The Relative Decline of US Defense Spending

In his recent State of the Union speech, President Obama declared the United States to be the most powerful country in the world, period.  The first piece of evidence he cited to support this claim was that the U.S. spends more on defense than the next eight countries combined (start video at minute 30).

While Obama is right that the United States is the single most powerful country in the world today, his use of this oft-cited parameter (defense spending vs. rest of the world) ignores the shrinking supremacy of U.S. military might and the growing mismatch between resources and responsibilities this creates.

To illustrate this point, I did a little google searching to find articles from the recent past that use the same metric on defense spending.  The result is a stark trend.  The combined effects of declining U.S. defense spending and rising spending from many other countries has more than halved the U.S. advantage in just half a decade.  In 2010, the United States spent more than the next 17 countries combined.

Just one year later, this advantage had narrowed to the next 13 countries combined.  By 2012, it was more than the next 10 countries.  Today, according to Obama, the U.S. spends more than the next eight countries combined.  Others tally the difference as only covering the next seven.

Regardless of whether the true difference is the next eight or seven countries, the trend is clear.  The gradual decline in real U.S. military spending is resulting in a far sharper relative decline.  This is problematic because of the growing scope and scale of the United States’s responsibilities.  Take the next biggest spender, China, as an example.  In 2014, the United States spent $610 billion on defense according to the Stockholm International Peace Research Institute (SIPRI).  By comparison, Chinese defense spending that year was barely a third of that amount, at $216 billion.

This difference may point to a commanding primacy for U.S. military forces in any potential conflict with their Chinese peers. Yet this image is partly an illusion.  In addition to managing China’s rise, the United States must use its budget to meet other responsibilities, including fighting terrorism in the Middle East, deterring Russia in Europe, and promoting stability in Africa and Latin America.  China, on the other hand, due to its lack of global responsibilities, can concentrate nearly all of its spending on enhancing its position in Asia.  This means that when it comes to assessing U.S.-Chinese competition in Asia, the balance of power is less lopsided than the difference in overall defense spending would suggest; the United States’ global responsibilities dilute the impact of its higher spending.

However, it’s not just the quantitative difference in commitments that matters but the qualitative difference as well.  Rising defense spending in Moscow and Beijing, coupled with increasing chaos in the Middle East, means that not only does the U.S. face more responsibilities than other powers but that the difficulty of managing these responsibilities is increasing too.

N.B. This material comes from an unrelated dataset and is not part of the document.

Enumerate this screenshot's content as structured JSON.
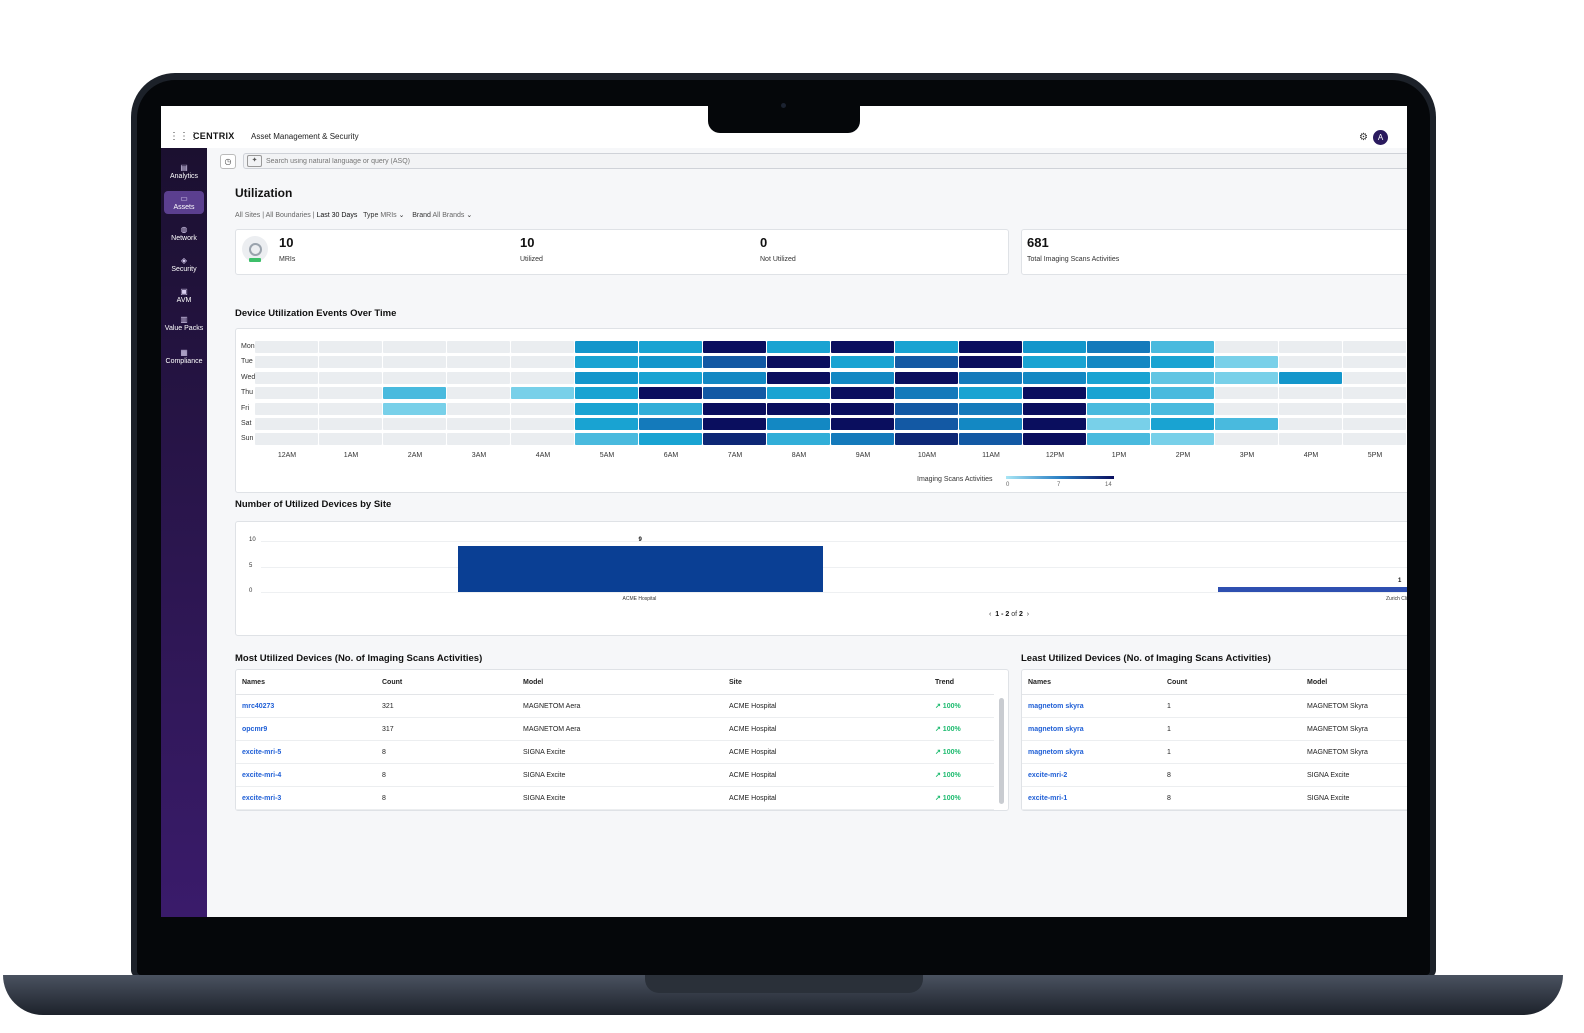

Overall then, it’s not enough to simply compare defense budgets.  One must compare defense responsibilities as well in order to achieve a true understanding of the balance of power. While Obama is right in his assertion that the United States remains the most powerful country on earth, the relative decline in U.S. defense spending reveals how increasingly perilous this position has become.  Increasingly challenging global commitments coupled with a relative decline in resources to meet them is leading to a mismatch between means and ends that should alarm U.S. policymakers.  If this trend continues, it will be difficult for the United States to credibly maintain its global commitments – a development that could spell disaster for the country’s interests.